Die deutsche Schulpflicht ist strenger, als Zugezogene erwarten: Sie trifft das Kind, lässt keinen Hausunterricht zu und hängt nicht an der Staatsangehörigkeit. Ihre Grenzen zu kennen lohnt vor allem anderen, denn von der Altersgrenze hängt ab, in welchem Jahr die Anmeldung überhaupt ansteht.
Schulpflicht: verbindlicher als viele erwarten
In Deutschland ist das Kind schulpflichtig, nicht die Eltern — Hausunterricht ist keine Alternative. Die Pflicht entsteht automatisch mit dem Alter und gilt unabhängig von Staatsangehörigkeit und Aufenthaltsstatus.
✓ Geprüft: 15.8.2026
WAS ZU TUN
› Details und Tipps
Wir kamen im Juli an und dachten, bis September bleibe Zeit zum Ankommen. Die Anmeldung lief aber schon im Winter — geregelt haben wir es dann über das Schulamt.

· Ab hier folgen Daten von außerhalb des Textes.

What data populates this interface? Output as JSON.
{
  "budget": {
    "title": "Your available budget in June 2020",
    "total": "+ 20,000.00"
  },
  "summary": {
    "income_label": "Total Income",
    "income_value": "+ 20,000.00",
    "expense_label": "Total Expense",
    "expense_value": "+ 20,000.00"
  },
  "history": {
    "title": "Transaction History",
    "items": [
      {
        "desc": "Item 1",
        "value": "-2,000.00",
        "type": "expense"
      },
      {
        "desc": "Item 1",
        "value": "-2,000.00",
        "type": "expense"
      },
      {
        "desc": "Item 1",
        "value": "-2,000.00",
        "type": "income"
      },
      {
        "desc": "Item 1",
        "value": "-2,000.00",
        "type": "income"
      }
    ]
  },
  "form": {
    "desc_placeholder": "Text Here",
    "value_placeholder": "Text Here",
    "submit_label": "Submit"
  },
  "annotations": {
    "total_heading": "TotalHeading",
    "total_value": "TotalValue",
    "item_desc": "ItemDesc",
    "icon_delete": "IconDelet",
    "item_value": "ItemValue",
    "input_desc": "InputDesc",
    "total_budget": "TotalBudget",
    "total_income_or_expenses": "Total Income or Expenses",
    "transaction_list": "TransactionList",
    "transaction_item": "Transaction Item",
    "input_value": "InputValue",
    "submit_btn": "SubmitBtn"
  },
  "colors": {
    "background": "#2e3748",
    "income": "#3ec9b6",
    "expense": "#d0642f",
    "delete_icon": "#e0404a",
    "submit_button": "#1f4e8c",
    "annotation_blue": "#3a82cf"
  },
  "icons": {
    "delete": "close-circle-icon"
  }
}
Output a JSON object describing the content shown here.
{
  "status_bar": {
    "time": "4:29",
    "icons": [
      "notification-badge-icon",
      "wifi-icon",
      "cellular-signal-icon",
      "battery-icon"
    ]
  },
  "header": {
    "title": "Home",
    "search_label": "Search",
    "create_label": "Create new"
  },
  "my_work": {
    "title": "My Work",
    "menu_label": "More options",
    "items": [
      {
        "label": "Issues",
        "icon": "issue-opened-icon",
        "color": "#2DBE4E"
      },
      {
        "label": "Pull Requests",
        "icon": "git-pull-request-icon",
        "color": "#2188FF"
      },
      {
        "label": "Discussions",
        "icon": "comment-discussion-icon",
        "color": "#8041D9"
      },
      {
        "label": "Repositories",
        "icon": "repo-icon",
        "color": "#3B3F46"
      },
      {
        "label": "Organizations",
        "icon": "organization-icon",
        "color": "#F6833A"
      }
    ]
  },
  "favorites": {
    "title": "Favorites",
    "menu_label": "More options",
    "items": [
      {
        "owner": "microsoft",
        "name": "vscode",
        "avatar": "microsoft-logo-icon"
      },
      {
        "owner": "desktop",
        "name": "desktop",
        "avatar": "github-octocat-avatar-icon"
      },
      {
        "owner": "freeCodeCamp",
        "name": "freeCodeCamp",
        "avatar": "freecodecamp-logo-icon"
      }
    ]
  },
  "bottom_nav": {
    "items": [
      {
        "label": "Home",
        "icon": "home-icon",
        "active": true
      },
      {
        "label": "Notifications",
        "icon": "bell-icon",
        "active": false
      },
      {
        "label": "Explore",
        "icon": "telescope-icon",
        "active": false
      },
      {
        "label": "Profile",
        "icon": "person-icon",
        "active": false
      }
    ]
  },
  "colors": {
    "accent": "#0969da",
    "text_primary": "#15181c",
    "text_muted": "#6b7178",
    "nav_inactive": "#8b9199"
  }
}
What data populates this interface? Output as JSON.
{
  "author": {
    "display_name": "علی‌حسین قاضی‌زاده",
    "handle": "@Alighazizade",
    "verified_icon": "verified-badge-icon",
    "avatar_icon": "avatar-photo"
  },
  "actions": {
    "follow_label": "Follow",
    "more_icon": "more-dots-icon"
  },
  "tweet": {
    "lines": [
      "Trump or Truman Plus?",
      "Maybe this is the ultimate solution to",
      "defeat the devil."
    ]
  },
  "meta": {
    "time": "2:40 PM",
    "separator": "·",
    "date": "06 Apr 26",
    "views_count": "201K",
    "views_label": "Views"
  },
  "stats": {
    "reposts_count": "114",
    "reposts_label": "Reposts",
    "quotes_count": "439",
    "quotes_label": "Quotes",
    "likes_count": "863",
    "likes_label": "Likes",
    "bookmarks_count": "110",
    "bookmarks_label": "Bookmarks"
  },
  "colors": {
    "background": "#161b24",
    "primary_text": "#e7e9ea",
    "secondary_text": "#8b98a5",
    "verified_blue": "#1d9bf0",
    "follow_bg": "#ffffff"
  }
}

Klären Sie zuerst nicht die Schule, sondern den Stichtag Ihres Bundeslandes. Zwei Wochen Unterschied entscheiden, ob das Kind dieses oder erst nächstes Jahr eingeschult wird.
HÄUFIGE FRAGEN
Ab welchem Alter beginnt die Schulpflicht? ▾
In der Regel mit sechs Jahren, die genaue Grenze bestimmt aber ein Stichtag, und der unterscheidet sich je Bundesland. Kinder, die erst nach dem Stichtag sechs werden, kommen meist im Folgejahr in die Schule. Die Regelung des eigenen Landes gehört nachgeschlagen.
Gilt die Schulpflicht auch für ausländische Kinder? ▾
Ja. Sie knüpft an den Wohnsitz des Kindes an, nicht an Staatsangehörigkeit oder Aufenthaltstitel. Sie entsteht auch für gerade erst zugezogene Kinder und hängt nicht daran, ob die Papiere der Eltern schon fertig sind.
Ist Hausunterricht erlaubt? ▾
Nein. Anders als in vielen Ländern ist Homeschooling in Deutschland keine zulässige Alternative: Das Gesetz verlangt den Besuch einer Schule. Ausnahmen sind sehr eng und meist gesundheitlich begründet.
Was passiert, wenn ein Kind nicht zur Schule geht? ▾
Das ist ein Verstoß: Zunächst meldet sich das Schulamt, danach folgen Bußgelder, in schweren Fällen wird das Jugendamt eingeschaltet. Es handelt sich nicht um eine Formalie, die Pflicht wird durchgesetzt.